Arizona Republic examined utilities' concerns over their power supply, quoting AEE's Shelby Stults on how increasing energy efficiency programs and joining a western RTO can help. Read snippets below and the full article here.
A rapidly growing state, increasing numbers of days with extreme heat, supply-chain disruptions and shut-down power plants all threaten to cause blackouts in the Southwest in coming years.
That's the message Arizona Public Service Co., Tucson Electric Power and Salt River Project officials gave regulators this week during a normally routine meeting about the summer power supply...
Demand for electricity is growing while supply is not.
This summer, Arizona utilities say they have just enough power to meet the expected demand. But should a large power plant go offline, or a wildfire take out a key transmission line, or some other emergency occur, there's essentially nowhere they can turn for backup power...
Shelby Stults, a principal at Advanced Energy Economy, a national business association that advocates for clean energy, said Arizona utilities have options despite all the challenges they cite regarding power supply.
The first could be to expand the wholesale energy markets in the West, she said, citing a recent study funded by the U.S. Department of Energy.

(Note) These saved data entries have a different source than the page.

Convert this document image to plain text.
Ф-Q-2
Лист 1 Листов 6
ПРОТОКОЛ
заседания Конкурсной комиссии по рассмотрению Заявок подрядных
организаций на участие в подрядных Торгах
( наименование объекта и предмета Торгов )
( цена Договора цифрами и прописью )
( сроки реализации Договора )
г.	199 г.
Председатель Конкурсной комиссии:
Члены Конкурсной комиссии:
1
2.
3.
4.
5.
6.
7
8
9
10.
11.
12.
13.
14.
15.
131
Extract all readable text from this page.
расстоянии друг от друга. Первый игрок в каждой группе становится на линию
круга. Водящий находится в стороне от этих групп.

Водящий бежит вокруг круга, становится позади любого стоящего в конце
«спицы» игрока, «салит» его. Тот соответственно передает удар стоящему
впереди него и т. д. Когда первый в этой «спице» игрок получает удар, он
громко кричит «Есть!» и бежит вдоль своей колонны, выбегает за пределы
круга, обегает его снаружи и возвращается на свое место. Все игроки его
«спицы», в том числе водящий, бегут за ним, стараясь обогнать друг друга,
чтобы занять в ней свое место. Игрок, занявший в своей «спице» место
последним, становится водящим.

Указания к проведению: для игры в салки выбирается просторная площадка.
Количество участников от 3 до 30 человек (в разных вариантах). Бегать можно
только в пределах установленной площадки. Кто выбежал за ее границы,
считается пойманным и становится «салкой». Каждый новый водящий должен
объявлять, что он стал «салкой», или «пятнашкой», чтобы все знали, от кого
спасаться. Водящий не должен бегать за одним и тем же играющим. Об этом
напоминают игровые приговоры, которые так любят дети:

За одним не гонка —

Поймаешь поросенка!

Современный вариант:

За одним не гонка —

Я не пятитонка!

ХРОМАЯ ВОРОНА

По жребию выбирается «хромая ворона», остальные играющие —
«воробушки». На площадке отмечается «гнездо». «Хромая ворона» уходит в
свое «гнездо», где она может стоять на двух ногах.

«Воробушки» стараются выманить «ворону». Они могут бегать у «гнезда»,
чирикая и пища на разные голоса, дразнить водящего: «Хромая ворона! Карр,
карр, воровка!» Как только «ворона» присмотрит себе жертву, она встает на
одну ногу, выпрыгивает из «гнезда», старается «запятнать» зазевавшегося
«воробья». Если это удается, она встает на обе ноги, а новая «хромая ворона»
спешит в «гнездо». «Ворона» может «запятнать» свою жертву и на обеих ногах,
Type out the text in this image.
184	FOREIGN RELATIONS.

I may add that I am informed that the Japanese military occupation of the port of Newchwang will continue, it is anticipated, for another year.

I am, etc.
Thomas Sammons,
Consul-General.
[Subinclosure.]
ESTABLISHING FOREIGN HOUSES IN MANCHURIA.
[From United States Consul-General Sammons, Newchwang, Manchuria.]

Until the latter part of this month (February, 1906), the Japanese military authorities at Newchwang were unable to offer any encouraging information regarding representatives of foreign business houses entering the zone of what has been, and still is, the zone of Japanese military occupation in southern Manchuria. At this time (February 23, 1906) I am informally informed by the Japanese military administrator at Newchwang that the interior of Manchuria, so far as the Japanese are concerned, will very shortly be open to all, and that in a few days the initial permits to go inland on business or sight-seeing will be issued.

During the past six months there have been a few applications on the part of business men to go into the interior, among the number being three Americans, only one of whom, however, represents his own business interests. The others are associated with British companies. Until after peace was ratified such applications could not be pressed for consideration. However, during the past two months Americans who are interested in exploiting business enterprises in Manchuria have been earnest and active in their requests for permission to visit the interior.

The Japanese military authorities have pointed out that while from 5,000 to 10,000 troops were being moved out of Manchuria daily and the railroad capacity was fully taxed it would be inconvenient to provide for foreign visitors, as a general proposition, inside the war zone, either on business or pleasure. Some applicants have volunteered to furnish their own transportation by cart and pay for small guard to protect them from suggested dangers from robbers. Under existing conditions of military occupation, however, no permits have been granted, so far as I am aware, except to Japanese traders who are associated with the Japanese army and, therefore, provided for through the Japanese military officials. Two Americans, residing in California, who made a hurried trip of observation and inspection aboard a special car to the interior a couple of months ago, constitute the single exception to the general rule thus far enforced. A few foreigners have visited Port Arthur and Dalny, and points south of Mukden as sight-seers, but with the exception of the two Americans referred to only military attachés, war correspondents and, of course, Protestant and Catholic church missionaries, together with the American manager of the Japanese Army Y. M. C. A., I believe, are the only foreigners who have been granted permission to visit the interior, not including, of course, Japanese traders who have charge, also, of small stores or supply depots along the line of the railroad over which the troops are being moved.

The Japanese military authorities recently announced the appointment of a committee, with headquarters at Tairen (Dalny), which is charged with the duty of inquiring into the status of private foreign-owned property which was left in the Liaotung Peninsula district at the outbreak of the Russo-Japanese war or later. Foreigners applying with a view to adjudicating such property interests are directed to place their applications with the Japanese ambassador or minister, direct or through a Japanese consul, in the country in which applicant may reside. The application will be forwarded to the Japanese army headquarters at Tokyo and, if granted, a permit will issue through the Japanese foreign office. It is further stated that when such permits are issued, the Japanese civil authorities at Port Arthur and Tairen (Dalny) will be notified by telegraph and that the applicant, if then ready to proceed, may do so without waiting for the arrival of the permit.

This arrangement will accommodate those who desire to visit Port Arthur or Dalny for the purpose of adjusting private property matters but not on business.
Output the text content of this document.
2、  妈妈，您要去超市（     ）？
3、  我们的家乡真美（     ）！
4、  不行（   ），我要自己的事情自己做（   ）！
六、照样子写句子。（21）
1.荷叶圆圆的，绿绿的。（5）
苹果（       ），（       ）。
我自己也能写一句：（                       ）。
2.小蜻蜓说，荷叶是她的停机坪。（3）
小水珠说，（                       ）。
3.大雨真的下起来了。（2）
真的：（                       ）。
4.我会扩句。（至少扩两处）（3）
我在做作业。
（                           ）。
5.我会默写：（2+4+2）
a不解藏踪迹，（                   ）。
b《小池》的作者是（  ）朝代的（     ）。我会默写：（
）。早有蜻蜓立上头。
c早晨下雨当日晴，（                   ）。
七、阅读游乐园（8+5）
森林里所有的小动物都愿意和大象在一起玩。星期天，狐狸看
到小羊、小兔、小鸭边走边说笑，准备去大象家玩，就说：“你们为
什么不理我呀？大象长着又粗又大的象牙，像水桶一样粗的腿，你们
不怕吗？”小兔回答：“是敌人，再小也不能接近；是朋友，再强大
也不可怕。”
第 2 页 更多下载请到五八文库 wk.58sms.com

Arizona utilities already buy energy on the wholesale market, but Stults said the entire West would benefit from broader trading to make more power sources available when utilities need extra capacity.
With more resources available to more utilities, power plants would be put to more efficient use and the overall cost to keep every customer in the region well supplied would be reduced, the study suggests.
"If a regional heat wave is causing a peak in demand, to source power from outside that regional heat wave could lead to cost savings," she said. "Ultimately the region as a whole would benefit from development of large widespread western regional transmission organization."
The second thing utilities could do is to increase their use of energy efficiency projects and "demand response" programs, where customers are asked or even paid to cut power use during the hottest hours of the hottest days, she said.
Arizona utilities already use such programs, including some that allow utilities to adjust thermostats for customers who opt into such a program, or briefly reduce power at large industrial facilities. Stults said there's more they could be doing.
"Thinking through more creative ways they can invest in curbing peak demand at critical times, as opposed to just immediately investing in capital intensive new generation sources, could go a long way to meet those concerns," Stults said.